There are a bunch of different ways depending on how far along you are and which branch(es) you want them on.
Let's take a classic mistake:
$ git checkout master
... pause for coffee, etc ...
... return, edit a bunch of stuff, then: oops, wanted to be on develop
So now you want these changes, which you have not yet committed to master
, to be on develop
.
If you don't have a develop
yet, the method is trivial:
$ git checkout -b develop
This creates a new develop
branch starting from wherever you are
now. Now you can commit and the new stuff is all on develop
.
You do have a develop
. See if Git will let you switch without
doing anything:
$ git checkout develop
This will either succeed, or complain. If it succeeds, great! Just
commit. If not (error: Your local changes to the following files would be overwritten ...
), you still have lots of options.
The easiest is probably git stash
(as all the other answer-ers
that beat me to clicking post said). Run git stash save
or git stash push
,1 or just plain git stash
which is short for save
/ push
:
$ git stash
This commits your code (yes, it really does make some commits) using
a weird non-branch-y method. The commits it makes are not "on" any
branch but are now safely stored in the repository, so you can now
switch branches, then "apply" the stash:
$ git checkout develop
Switched to branch 'develop'
$ git stash apply
If all goes well, and you like the results, you should then git stash drop
the stash. This deletes the reference to the weird non-branch-y commits. (They're still in the repository, and can sometimes be retrieved in an emergency, but for most purposes, you should consider them gone at that point.)
The apply
step does a merge of the stashed changes, using Git's powerful underlying merge machinery, the same kind of thing it uses when you do branch merges. This means you can get "merge conflicts" if the branch you were working on by mistake, is sufficiently different from the branch you meant to be working on. So it's a good idea to inspect the results carefully before you assume that the stash applied cleanly, even if Git itself did not detect any merge conflicts.
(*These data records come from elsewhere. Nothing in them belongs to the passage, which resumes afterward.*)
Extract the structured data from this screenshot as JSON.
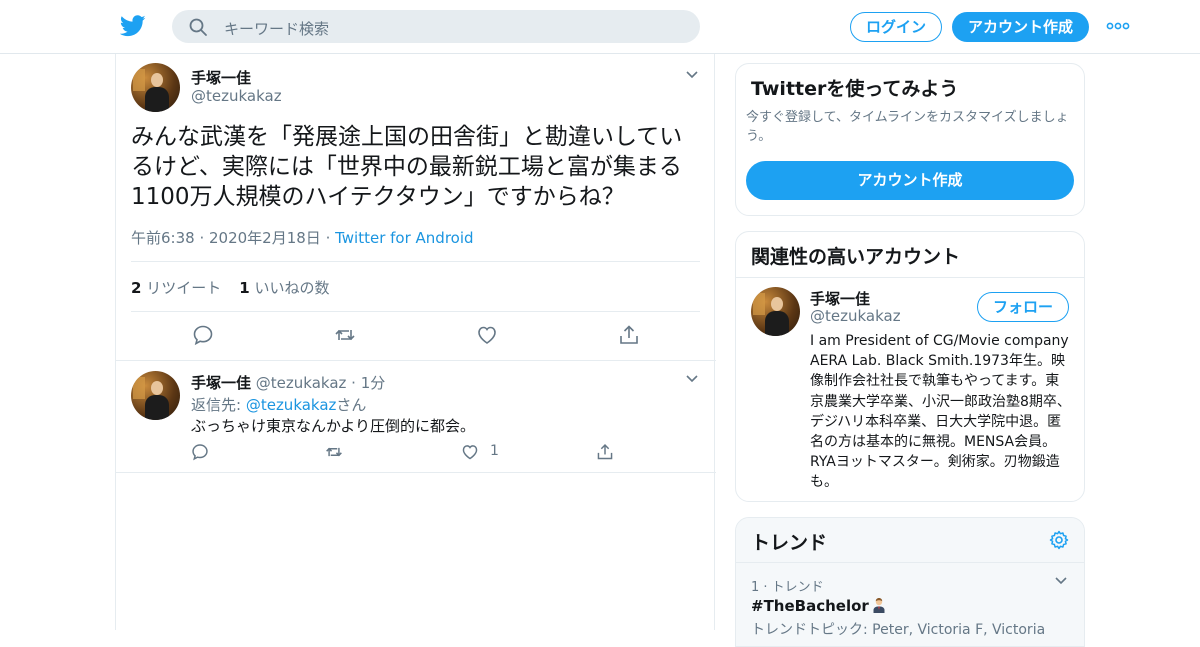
{
  "header": {
    "search_placeholder": "キーワード検索",
    "login_label": "ログイン",
    "signup_label": "アカウント作成"
  },
  "tweet": {
    "author_name": "手塚一佳",
    "author_handle": "@tezukakaz",
    "text": "みんな武漢を「発展途上国の田舎街」と勘違いしているけど、実際には「世界中の最新鋭工場と富が集まる1100万人規模のハイテクタウン」ですからね？",
    "timestamp": "午前6:38 · 2020年2月18日",
    "meta_sep": " · ",
    "source": "Twitter for Android",
    "retweet_count": "2",
    "retweet_label": "リツイート",
    "like_count": "1",
    "like_label": "いいねの数"
  },
  "reply": {
    "author_name": "手塚一佳",
    "author_handle": "@tezukakaz",
    "time": " · 1分",
    "reply_prefix": "返信先: ",
    "reply_to": "@tezukakaz",
    "reply_suffix": "さん",
    "text": "ぶっちゃけ東京なんかより圧倒的に都会。",
    "like_count": "1"
  },
  "sidebar": {
    "signup_card": {
      "title": "Twitterを使ってみよう",
      "description": "今すぐ登録して、タイムラインをカスタマイズしましょう。",
      "button": "アカウント作成"
    },
    "related_card": {
      "title": "関連性の高いアカウント",
      "name": "手塚一佳",
      "handle": "@tezukakaz",
      "follow_label": "フォロー",
      "bio": "I am President of CG/Movie company AERA Lab. Black Smith.1973年生。映像制作会社社長で執筆もやってます。東京農業大学卒業、小沢一郎政治塾8期卒、デジハリ本科卒業、日大大学院中退。匿名の方は基本的に無視。MENSA会員。RYAヨットマスター。剣術家。刃物鍛造も。"
    },
    "trends": {
      "title": "トレンド",
      "rank": "1 · トレンド",
      "hashtag": "#TheBachelor",
      "topic": "トレンドトピック: Peter, Victoria F, Victoria"
    }
  },
  "colors": {
    "accent": "#1da1f2",
    "link": "#1b95e0",
    "muted": "#657786",
    "divider": "#e6ecf0"
  },
  "icons": [
    "twitter-logo-icon",
    "search-icon",
    "more-icon",
    "chevron-down-icon",
    "reply-icon",
    "retweet-icon",
    "like-icon",
    "share-icon",
    "gear-icon",
    "man-emoji-icon"
  ]
}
Many people use git stash pop
, which is short-hand for git stash apply && git stash drop
. That's fine as far as it goes, but it means that if the application results in a mess, and you decide you don't want to proceed down this path, you can't get the stash back easily. That's why I recommend separate apply
, inspect results, drop
only if/when satisfied. (This does of course introduce another point where you can take another coffee break and forget what you were doing, come back, and do the wrong thing, so it's not a perfect cure.)
1The save
in git stash save
is the old verb for creating a new stash. Git version 2.13 introduced the new verb to make things more consistent with pop
and to add more options to the creation command. Git version 2.16 formally deprecated the old verb (though it still works in Git 2.23, which is the latest release at the time I am editing this).